Le vieux monsieur Qiao dit : « Les gens de la famille sont toujours un peu louches. Ils n'ont pas fait grand scandale aujourd'hui avant de rentrer ; ils doivent mijoter une contre-mesure. »
« Quels que soient leurs tours, qu'ils les sortent ! Est-ce qu'on les craint ? S'ils ont envie de se faire rosser, on les rossera. » trouvait que les membres de la famille Qiao étaient tous costauds, comme un mur infranchissable. Au pire, ils se contenteraient de tabasser la famille .
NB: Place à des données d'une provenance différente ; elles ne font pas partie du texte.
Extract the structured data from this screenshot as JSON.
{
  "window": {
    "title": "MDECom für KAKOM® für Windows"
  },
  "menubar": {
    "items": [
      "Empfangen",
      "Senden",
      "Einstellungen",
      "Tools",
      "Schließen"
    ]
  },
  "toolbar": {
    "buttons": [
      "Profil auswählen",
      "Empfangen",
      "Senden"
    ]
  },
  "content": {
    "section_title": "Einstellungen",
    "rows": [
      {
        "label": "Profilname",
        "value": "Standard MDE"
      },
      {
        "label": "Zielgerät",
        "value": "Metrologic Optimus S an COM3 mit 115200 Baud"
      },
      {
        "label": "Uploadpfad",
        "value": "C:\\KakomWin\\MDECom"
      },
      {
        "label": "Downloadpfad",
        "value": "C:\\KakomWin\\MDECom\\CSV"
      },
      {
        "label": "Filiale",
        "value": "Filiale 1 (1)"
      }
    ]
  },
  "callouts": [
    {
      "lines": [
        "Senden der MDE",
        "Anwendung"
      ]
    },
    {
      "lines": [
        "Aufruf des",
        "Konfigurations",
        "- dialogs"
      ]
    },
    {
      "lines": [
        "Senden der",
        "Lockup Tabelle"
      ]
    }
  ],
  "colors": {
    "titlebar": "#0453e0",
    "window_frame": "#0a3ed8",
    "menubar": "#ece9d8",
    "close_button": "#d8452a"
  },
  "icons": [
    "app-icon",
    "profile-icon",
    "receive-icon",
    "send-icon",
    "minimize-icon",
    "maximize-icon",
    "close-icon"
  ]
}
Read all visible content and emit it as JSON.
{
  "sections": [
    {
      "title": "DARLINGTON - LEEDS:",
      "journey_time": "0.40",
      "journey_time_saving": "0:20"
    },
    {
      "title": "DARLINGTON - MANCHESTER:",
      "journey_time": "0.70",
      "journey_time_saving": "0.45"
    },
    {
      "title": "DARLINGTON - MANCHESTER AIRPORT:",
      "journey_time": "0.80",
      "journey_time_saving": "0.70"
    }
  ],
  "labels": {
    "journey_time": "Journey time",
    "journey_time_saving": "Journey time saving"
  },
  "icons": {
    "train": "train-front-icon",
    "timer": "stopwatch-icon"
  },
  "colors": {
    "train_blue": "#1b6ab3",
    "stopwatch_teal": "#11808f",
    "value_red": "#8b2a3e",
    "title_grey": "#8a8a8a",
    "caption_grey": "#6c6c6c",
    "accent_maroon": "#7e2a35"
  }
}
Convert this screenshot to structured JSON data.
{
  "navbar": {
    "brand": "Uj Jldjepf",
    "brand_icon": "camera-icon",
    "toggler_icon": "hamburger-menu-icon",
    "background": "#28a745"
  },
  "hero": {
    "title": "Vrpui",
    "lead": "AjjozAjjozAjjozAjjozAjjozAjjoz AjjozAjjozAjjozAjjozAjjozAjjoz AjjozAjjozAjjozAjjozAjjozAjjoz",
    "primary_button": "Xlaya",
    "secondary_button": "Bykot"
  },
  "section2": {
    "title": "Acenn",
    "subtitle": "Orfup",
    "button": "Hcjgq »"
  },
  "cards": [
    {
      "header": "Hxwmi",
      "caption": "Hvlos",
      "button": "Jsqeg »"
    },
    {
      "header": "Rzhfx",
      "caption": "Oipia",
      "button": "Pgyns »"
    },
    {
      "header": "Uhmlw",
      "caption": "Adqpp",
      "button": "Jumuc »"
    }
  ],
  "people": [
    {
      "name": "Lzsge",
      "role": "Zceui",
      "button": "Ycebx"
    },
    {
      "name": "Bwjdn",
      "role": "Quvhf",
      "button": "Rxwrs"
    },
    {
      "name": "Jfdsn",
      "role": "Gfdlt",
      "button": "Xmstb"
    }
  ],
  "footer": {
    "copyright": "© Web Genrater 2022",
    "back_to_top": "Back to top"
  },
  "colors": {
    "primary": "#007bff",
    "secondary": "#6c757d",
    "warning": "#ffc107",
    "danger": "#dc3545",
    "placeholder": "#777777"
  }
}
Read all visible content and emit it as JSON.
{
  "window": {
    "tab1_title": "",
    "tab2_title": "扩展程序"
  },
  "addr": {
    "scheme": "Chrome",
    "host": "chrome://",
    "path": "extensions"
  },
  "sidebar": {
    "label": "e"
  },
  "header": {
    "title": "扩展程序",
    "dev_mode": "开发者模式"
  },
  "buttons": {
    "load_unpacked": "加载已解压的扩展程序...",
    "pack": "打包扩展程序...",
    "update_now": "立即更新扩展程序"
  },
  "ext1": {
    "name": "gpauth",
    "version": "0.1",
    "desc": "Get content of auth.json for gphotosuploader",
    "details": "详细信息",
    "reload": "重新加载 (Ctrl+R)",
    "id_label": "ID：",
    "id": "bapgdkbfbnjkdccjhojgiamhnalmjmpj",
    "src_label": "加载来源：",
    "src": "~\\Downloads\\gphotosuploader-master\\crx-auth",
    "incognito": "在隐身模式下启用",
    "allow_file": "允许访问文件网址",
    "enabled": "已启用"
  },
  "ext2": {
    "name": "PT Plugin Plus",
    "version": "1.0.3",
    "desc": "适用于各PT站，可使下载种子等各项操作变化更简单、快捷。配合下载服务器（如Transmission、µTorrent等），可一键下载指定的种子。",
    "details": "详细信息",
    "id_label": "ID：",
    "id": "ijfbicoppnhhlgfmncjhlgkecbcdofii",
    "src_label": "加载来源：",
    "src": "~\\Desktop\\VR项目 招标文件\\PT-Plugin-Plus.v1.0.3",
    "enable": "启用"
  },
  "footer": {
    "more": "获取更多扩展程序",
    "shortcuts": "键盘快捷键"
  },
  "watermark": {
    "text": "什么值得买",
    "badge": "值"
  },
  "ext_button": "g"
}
À ce moment-là, Qiao avait déjà renvoyé Qiao Zhizhi et rempli un grand panier en bambou de fraises.
Quand les deux se retrouvèrent, Qiao Zhizhi découvrit le panier bourré de fraises d'un rouge vif, chacune si rouge qu'on aurait dit qu'elle allait goutter de l'eau, reflétant la lumière du soleil.
« Wahou, , où as-tu trouvé tout ça ? Comment se fait-il que je n'en aie pas vu une seule ? » Qiao Zhizhi était stupéfaite.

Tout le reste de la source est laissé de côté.